At 1:34 PM, September 26, 2008, Anonymous Anonymous said...

Lee Lee...for saying this show sucks, you really gave alot of thought into your commentary! I think a link to the season premier would have said it nicely...sorry Knight Rider...YOU DO SUCK!

 
At 3:16 PM, September 26, 2008, Anonymous Anonymous said...

OK, I watched the original movie over the summer. Ehhh...I was unimpressed, but I used to love this show!
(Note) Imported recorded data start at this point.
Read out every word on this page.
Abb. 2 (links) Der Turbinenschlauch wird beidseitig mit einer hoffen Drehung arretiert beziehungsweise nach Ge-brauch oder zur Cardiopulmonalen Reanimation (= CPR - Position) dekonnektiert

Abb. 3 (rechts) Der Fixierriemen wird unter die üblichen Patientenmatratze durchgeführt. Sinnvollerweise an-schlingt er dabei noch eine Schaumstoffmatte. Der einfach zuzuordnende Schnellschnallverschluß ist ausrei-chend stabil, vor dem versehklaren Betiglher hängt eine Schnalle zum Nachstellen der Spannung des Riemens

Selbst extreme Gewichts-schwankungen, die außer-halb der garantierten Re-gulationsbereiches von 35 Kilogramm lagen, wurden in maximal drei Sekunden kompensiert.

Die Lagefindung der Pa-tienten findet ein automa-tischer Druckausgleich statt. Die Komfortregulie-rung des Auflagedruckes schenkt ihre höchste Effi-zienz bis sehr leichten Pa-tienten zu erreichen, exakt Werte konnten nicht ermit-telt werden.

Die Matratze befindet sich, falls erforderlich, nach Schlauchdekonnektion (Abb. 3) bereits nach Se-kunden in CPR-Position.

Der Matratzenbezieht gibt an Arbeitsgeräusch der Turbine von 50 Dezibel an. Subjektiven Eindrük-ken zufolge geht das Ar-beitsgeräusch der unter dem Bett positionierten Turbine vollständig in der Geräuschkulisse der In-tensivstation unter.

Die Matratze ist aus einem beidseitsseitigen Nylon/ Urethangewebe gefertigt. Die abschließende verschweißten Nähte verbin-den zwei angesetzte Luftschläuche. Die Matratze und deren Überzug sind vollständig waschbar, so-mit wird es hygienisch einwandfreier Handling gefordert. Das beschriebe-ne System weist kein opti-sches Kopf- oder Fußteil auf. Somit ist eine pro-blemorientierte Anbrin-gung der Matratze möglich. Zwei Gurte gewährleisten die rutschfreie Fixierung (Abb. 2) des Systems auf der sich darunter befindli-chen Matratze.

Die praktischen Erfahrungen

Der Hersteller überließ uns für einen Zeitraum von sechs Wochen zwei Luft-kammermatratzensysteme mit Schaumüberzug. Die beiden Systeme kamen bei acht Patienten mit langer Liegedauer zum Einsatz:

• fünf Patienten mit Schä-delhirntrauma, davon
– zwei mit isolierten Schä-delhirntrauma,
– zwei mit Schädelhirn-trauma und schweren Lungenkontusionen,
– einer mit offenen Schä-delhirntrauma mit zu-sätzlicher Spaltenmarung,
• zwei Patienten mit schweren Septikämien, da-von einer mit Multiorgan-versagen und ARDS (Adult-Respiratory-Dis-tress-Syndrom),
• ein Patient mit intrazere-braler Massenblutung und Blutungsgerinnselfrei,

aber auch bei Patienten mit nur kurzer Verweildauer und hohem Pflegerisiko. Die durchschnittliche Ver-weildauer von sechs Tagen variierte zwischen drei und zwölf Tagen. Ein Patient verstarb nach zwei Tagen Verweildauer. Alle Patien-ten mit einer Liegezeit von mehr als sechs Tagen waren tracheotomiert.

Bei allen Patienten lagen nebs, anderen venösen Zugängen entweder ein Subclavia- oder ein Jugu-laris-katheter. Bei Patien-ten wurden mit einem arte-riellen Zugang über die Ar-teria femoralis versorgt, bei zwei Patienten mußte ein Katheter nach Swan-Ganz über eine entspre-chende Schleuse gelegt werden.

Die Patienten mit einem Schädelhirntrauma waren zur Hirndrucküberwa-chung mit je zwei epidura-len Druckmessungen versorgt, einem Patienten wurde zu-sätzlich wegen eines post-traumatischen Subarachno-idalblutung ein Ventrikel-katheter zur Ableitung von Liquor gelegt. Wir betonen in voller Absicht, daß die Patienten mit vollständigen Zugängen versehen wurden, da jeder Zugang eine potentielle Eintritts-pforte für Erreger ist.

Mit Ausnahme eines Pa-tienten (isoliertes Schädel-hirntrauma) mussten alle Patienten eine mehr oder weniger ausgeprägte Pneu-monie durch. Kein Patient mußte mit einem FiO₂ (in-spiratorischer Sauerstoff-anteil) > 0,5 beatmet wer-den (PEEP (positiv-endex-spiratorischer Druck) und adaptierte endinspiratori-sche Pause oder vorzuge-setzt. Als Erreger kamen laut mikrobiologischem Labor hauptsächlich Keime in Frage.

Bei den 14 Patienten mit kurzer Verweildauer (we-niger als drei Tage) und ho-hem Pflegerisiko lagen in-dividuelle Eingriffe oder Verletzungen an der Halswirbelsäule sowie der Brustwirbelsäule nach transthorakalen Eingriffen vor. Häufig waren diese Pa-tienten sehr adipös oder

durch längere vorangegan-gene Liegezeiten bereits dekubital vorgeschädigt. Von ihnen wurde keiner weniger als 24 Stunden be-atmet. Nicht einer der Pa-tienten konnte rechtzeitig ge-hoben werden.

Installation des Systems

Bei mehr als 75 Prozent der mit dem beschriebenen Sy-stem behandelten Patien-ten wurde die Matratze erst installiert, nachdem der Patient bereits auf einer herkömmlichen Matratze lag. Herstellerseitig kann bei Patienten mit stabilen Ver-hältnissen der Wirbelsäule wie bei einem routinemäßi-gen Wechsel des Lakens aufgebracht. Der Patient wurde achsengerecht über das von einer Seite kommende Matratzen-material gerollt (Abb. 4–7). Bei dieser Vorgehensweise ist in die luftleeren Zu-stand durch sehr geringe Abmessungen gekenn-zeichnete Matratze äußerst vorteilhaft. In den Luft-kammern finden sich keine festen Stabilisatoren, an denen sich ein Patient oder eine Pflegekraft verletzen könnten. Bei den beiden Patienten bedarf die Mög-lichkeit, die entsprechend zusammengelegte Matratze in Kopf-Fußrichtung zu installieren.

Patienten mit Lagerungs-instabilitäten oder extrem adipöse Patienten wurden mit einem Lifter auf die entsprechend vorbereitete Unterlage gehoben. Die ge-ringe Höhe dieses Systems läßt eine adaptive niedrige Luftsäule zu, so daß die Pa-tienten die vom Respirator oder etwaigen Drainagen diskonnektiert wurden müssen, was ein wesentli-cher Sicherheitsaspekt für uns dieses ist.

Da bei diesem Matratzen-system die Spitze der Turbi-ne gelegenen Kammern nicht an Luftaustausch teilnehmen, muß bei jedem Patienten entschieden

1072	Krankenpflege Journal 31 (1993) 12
So I decided to give this a second chance, we gathered the kids and I fought off the choice of watching five or six Red Sox innings, which leaves my pulse only slightly higher than five or six hours of drying paint observation time. So in the first 15 minutes, they have this corn ball casino/terrorism exchange, and the car is covered with napalm driving down the highway. But wait, this is "special napalm" so it doesn't stop burning and is increasing the cabin temperature of the car to 160 degrees F, and if they can't stop the napalm, it will "boil their blood at 212F". No sh#t. I can see my next daughter's fever, when I will say, "No worries, it's 102. We have another 110 degrees before we really have to worry." Now, back to the fricking ridiculous show.

Apparently Val Kilmer's cold voice isn't enough to bring the temperature down, and the AC is set to "MAX" and the cabin temp is still rising. So the logical thing would be to take the clothes protecting your 98.6F body off to cool down in the 160F cabin. No f#cking s#it. Thanks for that smart tip, KITT. I don't know of any more gratuitous and idiotic scene in a show, ever. That is saying a LOT. Even though the chick was smoking hot, I couldn't get past how fricking stupid she looked sitting in a car with her barechested buddy. Apparently sensuality vaporizes at 150F or so.

NBC, could you put a bigger piece of mindless T&A drivel on at 8:00? Who ever wrote that crap needs to go back, graduate high school, and find a job driving a garbage truck around. The first pickup point on your schedule will be the Knight Rider: Season Two scripts. Remember to recycle!